Em 2004, Barroso aceitou o convite para presidir à Comissão Europeia e trocou São Bento por Bruxelas, entregando a liderança do PSD a Pedro Santana Lopes. Pressionado à esquerda para dissolver o Parlamento, Sampaio hesitou, mas acabou por dar posse a Santana. Em protesto, o seu velho amigo Ferro Rodrigues apresentou a demissão de secretário-geral do PS. Logo na tomada de posse, em julho, o Presidente da República avisou que o novo governo estaria sob “vigilância”.

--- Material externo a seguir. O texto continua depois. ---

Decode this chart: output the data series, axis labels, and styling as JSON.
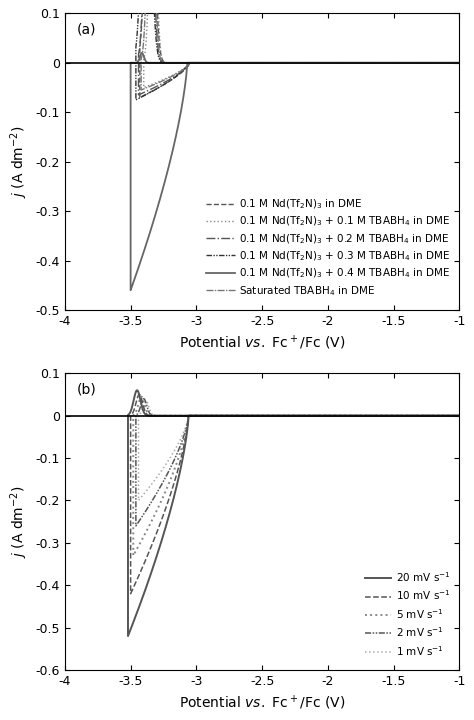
{
  "panel_a": {
    "label": "(a)",
    "xlim": [
      -4.0,
      -1.0
    ],
    "ylim": [
      -0.5,
      0.1
    ],
    "yticks": [
      0.1,
      0.0,
      -0.1,
      -0.2,
      -0.3,
      -0.4,
      -0.5
    ],
    "xticks": [
      -4.0,
      -3.5,
      -3.0,
      -2.5,
      -2.0,
      -1.5,
      -1.0
    ],
    "ylabel": "$\\it{j}$ (A dm$^{-2}$)",
    "xlabel": "Potential $\\it{vs.}$ Fc$^+$/Fc (V)",
    "hline_y": 0.0,
    "curves": [
      {
        "label": "0.1 M Nd(Tf$_2$N)$_3$ in DME",
        "ls": "--",
        "color": "#555555",
        "lw": 1.0,
        "dashes": null,
        "vertex": -3.43,
        "peak_j": -0.07,
        "onset": -3.05,
        "an_scale": 0.5,
        "an_spread": 0.12
      },
      {
        "label": "0.1 M Nd(Tf$_2$N)$_3$ + 0.1 M TBABH$_4$ in DME",
        "ls": ":",
        "color": "#888888",
        "lw": 1.0,
        "dashes": null,
        "vertex": -3.4,
        "peak_j": -0.05,
        "onset": -3.05,
        "an_scale": 0.4,
        "an_spread": 0.1
      },
      {
        "label": "0.1 M Nd(Tf$_2$N)$_3$ + 0.2 M TBABH$_4$ in DME",
        "ls": "-.",
        "color": "#555555",
        "lw": 1.0,
        "dashes": null,
        "vertex": -3.44,
        "peak_j": -0.065,
        "onset": -3.05,
        "an_scale": 0.45,
        "an_spread": 0.11
      },
      {
        "label": "0.1 M Nd(Tf$_2$N)$_3$ + 0.3 M TBABH$_4$ in DME",
        "ls": "--",
        "color": "#333333",
        "lw": 1.0,
        "dashes": [
          4,
          1,
          1,
          1,
          1,
          1
        ],
        "vertex": -3.46,
        "peak_j": -0.075,
        "onset": -3.06,
        "an_scale": 0.5,
        "an_spread": 0.12
      },
      {
        "label": "0.1 M Nd(Tf$_2$N)$_3$ + 0.4 M TBABH$_4$ in DME",
        "ls": "-",
        "color": "#666666",
        "lw": 1.3,
        "dashes": null,
        "vertex": -3.5,
        "peak_j": -0.46,
        "onset": -3.07,
        "an_scale": 0.02,
        "an_spread": 0.05
      },
      {
        "label": "Saturated TBABH$_4$ in DME",
        "ls": "-.",
        "color": "#777777",
        "lw": 1.0,
        "dashes": [
          5,
          1,
          1,
          1
        ],
        "vertex": -3.42,
        "peak_j": -0.055,
        "onset": -3.05,
        "an_scale": 0.4,
        "an_spread": 0.1
      }
    ]
  },
  "panel_b": {
    "label": "(b)",
    "xlim": [
      -4.0,
      -1.0
    ],
    "ylim": [
      -0.6,
      0.1
    ],
    "yticks": [
      0.1,
      0.0,
      -0.1,
      -0.2,
      -0.3,
      -0.4,
      -0.5,
      -0.6
    ],
    "xticks": [
      -4.0,
      -3.5,
      -3.0,
      -2.5,
      -2.0,
      -1.5,
      -1.0
    ],
    "ylabel": "$\\it{j}$ (A dm$^{-2}$)",
    "xlabel": "Potential $\\it{vs.}$ Fc$^+$/Fc (V)",
    "hline_y": 0.0,
    "curves": [
      {
        "label": "20 mV s$^{-1}$",
        "ls": "-",
        "color": "#555555",
        "lw": 1.4,
        "dashes": null,
        "vertex": -3.52,
        "peak_j": -0.52,
        "onset": -3.06,
        "an_scale": 0.06,
        "an_spread": 0.08,
        "an_shift": 0.15
      },
      {
        "label": "10 mV s$^{-1}$",
        "ls": "--",
        "color": "#555555",
        "lw": 1.1,
        "dashes": null,
        "vertex": -3.5,
        "peak_j": -0.42,
        "onset": -3.06,
        "an_scale": 0.05,
        "an_spread": 0.08,
        "an_shift": 0.15
      },
      {
        "label": "5 mV s$^{-1}$",
        "ls": ":",
        "color": "#888888",
        "lw": 1.4,
        "dashes": null,
        "vertex": -3.48,
        "peak_j": -0.33,
        "onset": -3.06,
        "an_scale": 0.045,
        "an_spread": 0.08,
        "an_shift": 0.15
      },
      {
        "label": "2 mV s$^{-1}$",
        "ls": "--",
        "color": "#555555",
        "lw": 1.1,
        "dashes": [
          4,
          1,
          1,
          1,
          1,
          1
        ],
        "vertex": -3.46,
        "peak_j": -0.26,
        "onset": -3.06,
        "an_scale": 0.04,
        "an_spread": 0.08,
        "an_shift": 0.15
      },
      {
        "label": "1 mV s$^{-1}$",
        "ls": ":",
        "color": "#aaaaaa",
        "lw": 1.1,
        "dashes": null,
        "vertex": -3.44,
        "peak_j": -0.2,
        "onset": -3.06,
        "an_scale": 0.035,
        "an_spread": 0.08,
        "an_shift": 0.15
      }
    ]
  },
  "figure_bg": "#ffffff",
  "axes_bg": "#ffffff",
  "tick_fontsize": 9,
  "label_fontsize": 10,
  "legend_fontsize": 7.5
}
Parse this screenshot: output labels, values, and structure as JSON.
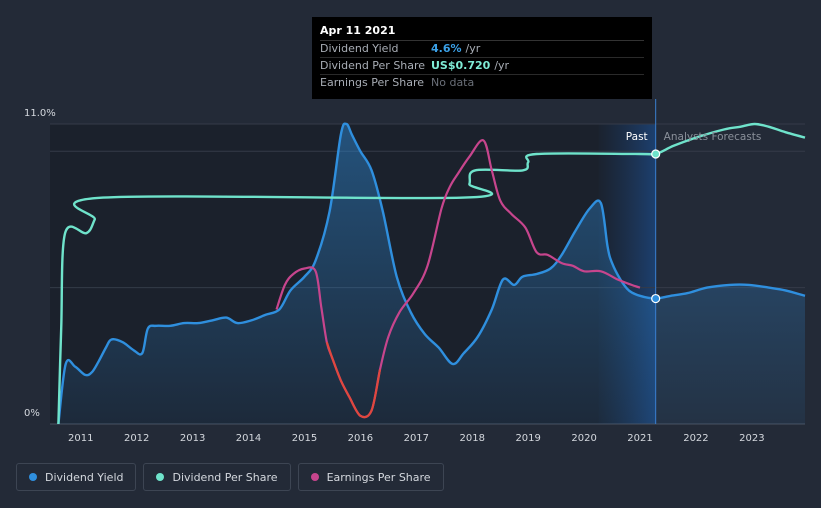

Nos meses seguintes, vários episódios foram apontados como tendo afetado a credibilidade do Executivo. Um dos mais mediáticos terá sido o fim do comentário de Marcelo Rebelo de Sousa na TVI, na sequência do protesto do ministro Rui Gomes da Silva contra a ausência de contraditório no programa. Em novembro, Santana Lopes remodelou o governo, mas o ministro Henrique Chaves, considerando ter sido despromovido, demitiu-se.
Jorge Sampaio convocou o Conselho de Estado, ouviu os partidos e, em dezembro de 2004, deitou a “bomba atómica”: dissolveu a Assembleia da República e convocou eleições antecipadas. Uma decisão polémica, não faltando quem apontasse incoerência ao Presidente, que apenas cinco meses antes se tinha recusado a usar aquele poder com o argumento de que havia uma maioria parlamentar estável.
Em março de 2005, Sampaio deu posse ao XVII Governo Constitucional saído das eleições legislativas antecipadas de fevereiro. Chefiado por José Sócrates, foi o primeiro Executivo socialista com maioria absoluta.
5. A nona Cimeira Ibero-Americana leva o Presidente Jorge Sampaio a Havana, em novembro de 1999, onde se reúne com o histórico líder cubano Fidel Castro.
6. Jorge Sampaio recebe em novembro de 2004, no Palácio de Belém, o chefe de Estado russo, Vladimir Putin.